Setting: Pastor’s Bay, Maine, USA.
Story: There is this teenage killer of a young girl who, after serving his time, and protected by his new identity and name, works as an accountant in a small town in Maine, living as a semi-recluse. Then a neighbor’s child goes missing, and this ex-killer, Randall Haight, starts receiving hate mail that connects him with his past crime. He turns to his lawyer for help. If the local police find out, he will surely be a suspect, and he has no alibi. But he swears his innocence. His lawyer, in turn, hires private Detective Charlie Parker to find out more. Parker arrives in Pastor’s Bay, the investigation begins, and the layers of many lives are peeled back to reveal a different reality. For example, somewhere in the background there is a big city mafia power struggle going on, and that fight spills over into Parker’s investigation.
Good Stuff: The author writes well, and his trademark inclusion of some things that ‘go bump in the night’ continues to inject something special, something almost spiritual in the seedy work and stories that his hero becomes involved in. Parker is a fine character; believable, strong without being invincible, and human without being a defective detective (as I call it). The plot is all over the place – in the sense of having many seemingly unrelated strands to it – but Connolly does a reasonable job of getting the strands to eventually make sense and come together.

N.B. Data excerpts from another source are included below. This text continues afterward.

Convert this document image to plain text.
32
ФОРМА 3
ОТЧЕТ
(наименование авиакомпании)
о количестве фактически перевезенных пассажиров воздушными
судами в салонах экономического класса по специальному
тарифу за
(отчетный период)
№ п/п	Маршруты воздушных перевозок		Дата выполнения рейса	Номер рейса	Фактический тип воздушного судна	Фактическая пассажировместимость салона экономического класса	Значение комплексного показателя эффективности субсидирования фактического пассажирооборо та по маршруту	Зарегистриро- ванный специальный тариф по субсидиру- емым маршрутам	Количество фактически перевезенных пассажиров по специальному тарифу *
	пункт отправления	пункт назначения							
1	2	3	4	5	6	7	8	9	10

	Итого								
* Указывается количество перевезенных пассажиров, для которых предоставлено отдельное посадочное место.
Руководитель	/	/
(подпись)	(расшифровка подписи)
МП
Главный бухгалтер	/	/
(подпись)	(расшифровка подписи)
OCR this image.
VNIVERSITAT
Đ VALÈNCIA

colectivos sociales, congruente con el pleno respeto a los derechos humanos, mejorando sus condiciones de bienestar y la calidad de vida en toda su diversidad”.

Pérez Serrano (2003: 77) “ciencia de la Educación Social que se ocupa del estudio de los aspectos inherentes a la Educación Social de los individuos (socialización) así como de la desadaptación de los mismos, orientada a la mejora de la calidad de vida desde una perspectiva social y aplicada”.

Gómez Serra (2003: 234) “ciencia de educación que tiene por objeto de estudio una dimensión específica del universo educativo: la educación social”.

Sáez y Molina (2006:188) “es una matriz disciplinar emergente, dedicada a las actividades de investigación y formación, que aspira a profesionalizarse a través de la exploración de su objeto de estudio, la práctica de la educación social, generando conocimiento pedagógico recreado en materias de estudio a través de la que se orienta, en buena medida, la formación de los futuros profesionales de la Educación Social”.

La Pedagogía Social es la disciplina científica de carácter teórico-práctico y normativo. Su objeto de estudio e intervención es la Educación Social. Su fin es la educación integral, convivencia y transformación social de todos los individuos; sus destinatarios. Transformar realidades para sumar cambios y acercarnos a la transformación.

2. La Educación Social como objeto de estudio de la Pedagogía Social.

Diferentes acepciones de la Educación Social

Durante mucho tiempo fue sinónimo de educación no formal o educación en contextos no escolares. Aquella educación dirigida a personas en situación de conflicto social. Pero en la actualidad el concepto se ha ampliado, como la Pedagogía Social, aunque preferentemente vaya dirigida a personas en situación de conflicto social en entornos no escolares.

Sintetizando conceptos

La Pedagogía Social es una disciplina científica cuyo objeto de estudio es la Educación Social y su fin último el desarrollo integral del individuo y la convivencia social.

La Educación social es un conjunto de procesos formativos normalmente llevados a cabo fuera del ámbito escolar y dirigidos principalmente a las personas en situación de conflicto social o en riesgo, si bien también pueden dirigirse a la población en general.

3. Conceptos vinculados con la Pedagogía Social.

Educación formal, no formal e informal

Not So Good Stuff: Connolly has some stock supporting characters for Charlie Parker in the shape of the Fulci brothers (brawns, no brains) and Angel and Louis (brawns and brain). These chaps do bad things to bad people, leaving Parker with clean hands. Their involvement in this story seemed forced. This may be related to one of the author’s stated goals of avoiding formulaic plots. He achieves the goal, but in this case the price is that the book sometimes loses power and the reader’s interest. It’s a good read, but not every page demands to be turned.